In this specific solution, we did not focus on the Disk, Pointer, and TrashCan objects. The Disk object would be added to the sequence when checking if there is available space. The TrashCan object is needed for scenarios in which Files or Folders are deleted.

Note that the interaction among boundary objects can be complex, depending on the user interface components that are used. This sequence diagram, however, only describes user level behavior and should not go into such details.

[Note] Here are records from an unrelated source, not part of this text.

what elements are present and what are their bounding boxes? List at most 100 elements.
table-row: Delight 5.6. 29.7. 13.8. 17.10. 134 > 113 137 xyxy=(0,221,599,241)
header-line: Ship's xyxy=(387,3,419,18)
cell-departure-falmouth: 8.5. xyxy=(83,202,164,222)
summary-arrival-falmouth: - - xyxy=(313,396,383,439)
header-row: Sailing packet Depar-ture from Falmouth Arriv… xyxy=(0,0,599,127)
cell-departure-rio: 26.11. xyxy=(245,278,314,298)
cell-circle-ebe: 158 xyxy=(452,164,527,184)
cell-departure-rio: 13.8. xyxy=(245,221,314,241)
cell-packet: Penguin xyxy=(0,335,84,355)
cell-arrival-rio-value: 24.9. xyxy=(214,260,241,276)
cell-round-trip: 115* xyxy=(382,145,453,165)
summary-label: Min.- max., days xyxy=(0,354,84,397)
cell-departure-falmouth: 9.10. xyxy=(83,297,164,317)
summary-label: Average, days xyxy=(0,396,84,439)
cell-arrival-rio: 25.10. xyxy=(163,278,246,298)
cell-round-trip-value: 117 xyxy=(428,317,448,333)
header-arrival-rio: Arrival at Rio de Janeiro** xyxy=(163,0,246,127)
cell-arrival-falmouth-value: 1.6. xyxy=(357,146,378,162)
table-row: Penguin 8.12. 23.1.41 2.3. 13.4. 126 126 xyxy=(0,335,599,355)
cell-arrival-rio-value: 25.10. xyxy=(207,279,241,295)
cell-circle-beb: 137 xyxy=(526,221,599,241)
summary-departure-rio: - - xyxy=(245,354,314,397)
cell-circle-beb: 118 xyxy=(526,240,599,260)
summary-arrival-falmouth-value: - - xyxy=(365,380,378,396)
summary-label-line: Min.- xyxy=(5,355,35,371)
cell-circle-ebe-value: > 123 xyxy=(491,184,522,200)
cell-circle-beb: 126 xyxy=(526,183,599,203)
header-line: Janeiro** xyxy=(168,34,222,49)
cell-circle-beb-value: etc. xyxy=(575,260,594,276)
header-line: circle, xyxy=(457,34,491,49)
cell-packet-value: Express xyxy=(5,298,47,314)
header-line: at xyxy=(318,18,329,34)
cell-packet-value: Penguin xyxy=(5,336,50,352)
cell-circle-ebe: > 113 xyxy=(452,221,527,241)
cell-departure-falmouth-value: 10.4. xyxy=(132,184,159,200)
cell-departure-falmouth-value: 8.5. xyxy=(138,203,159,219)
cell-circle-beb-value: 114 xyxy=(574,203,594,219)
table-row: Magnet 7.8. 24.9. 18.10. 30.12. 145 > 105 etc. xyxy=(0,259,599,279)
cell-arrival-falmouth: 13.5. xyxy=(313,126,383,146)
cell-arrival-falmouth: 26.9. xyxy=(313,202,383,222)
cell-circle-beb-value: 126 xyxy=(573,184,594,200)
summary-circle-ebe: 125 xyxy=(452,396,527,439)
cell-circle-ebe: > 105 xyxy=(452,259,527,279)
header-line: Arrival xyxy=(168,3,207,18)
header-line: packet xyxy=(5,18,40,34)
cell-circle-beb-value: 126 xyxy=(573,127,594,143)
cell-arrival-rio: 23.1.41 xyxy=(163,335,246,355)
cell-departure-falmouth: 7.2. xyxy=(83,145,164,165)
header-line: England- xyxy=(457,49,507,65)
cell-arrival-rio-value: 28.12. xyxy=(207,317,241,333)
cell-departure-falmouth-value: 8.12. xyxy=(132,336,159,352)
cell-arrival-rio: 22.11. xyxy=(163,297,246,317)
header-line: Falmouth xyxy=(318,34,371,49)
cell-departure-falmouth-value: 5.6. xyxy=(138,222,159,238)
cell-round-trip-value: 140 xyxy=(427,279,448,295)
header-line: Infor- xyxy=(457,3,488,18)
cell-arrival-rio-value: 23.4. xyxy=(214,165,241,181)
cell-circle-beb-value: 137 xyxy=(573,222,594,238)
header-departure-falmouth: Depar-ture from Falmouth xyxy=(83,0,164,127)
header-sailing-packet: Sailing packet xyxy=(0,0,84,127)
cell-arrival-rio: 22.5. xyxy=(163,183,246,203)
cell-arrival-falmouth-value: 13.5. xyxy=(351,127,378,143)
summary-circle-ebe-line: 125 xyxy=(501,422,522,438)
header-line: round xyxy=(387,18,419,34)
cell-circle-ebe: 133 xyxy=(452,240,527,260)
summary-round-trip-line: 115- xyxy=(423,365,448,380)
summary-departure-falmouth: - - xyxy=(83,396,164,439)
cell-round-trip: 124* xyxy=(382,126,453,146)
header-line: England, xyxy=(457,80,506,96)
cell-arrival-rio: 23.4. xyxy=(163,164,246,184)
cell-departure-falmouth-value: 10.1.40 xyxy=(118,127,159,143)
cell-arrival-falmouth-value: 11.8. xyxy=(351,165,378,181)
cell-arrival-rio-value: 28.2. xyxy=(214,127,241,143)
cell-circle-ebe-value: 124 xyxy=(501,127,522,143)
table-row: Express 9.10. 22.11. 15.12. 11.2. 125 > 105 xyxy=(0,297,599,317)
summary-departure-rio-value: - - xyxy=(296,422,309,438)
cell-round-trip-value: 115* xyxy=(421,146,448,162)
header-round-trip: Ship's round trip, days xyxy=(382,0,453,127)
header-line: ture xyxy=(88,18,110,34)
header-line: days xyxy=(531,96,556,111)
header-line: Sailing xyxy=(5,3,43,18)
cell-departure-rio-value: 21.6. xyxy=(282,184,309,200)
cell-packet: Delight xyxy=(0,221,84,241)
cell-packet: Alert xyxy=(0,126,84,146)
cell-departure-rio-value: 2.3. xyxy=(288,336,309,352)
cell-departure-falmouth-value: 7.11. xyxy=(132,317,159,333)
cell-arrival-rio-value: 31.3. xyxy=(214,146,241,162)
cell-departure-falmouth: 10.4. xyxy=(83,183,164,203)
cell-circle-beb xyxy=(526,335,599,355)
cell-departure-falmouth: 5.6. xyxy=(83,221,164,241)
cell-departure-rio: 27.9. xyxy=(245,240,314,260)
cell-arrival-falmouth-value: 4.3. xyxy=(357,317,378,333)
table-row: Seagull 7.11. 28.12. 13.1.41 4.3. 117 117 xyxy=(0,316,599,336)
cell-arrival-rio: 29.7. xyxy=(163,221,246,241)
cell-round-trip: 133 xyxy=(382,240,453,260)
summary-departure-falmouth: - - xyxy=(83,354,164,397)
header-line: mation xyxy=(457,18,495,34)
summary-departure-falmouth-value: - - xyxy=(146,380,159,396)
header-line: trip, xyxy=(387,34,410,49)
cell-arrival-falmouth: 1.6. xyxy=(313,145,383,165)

As a result, the sequence diagram depicts a high level view of the interactions between these objects, not the actual sequence of message sends that occurs in the delivered system.

slide5

5.3 continued

  • Figure below depicts a possible solution to this exercise. The names and parameters of the operations may vary. The diagram, however, should at least contain the following elements:
  • Two boundary objects, one for the file being copied, and one of the destination folder.
  • At least one control object remembering the source and destination of the copy, and possibly checking for access rights.
  • Two entity objects, one for the file being copied, and one of the destination folder.
slide6

5.6. Consider the object model in Figure 5-24 on page 165 in the book (adapted from [Jackson, 1995]): Given your knowledge of the Gregorian calendar, list all the problems with this model. Modify it to correct each of them.

10 Points.

The problems with Figure 5-24 on page 165 are related with the multiplicity of the associations. Weeks can straddle month boundaries. Moreover, the multiplicity on other associations can be tightened up: years are always composed of exactly twelve months, months do not straddle year boundaries, and weeks are always composed of seven days. The figure below depicts a possible revised model for this exercise.

slide7

6.2. In Section 6.4.2 on page 193 in the book, we classified design goals into five categories: performance, dependability, cost, maintenance, and end user. Assign one or more categories to each of the following goals:

  • 5 points.
  • Users must be given a feedback within 1 second after they issue any command. [Performance]
  • The TicketDistributor must be able to issue train tickets, even in the event of a network failure.[Dependability]
  • The housing of the TicketDistributor must allow for new buttons to be installed in the event the number of different fares increases. [Maintenance]
  • The AutomatedTellerMachine must withstand dictionary attacks (i.e., users attempting to discover a identification number by systematic trial). [Dependability]
  • The user interface of the system should prevent users from issuing commands in the wrong order. [End user]
slide8

6.3. Consider a system that includes a Web server and two database servers. Both database servers are identical: The first acts as a main server, while the second acts as a redundant backup in case the first one fails. Users use Web browsers to access data through the Web server. They also have the option of using a proprietary client that accesses the databases directly. Draw a UML deployment diagram representing the hardware/software mapping of this system.

10 Points.

slide9

6.7. Why are use cases that describe boundary conditions described during system design (as opposed to during requirements elicitation or analysis)?

5 Points.

Use cases that describe boundary conditions DEPEND ON SYSTEM DESIGN DECISIONS. For example, software architecture decisions need to be made before developers can describe how the system is started or shutdown.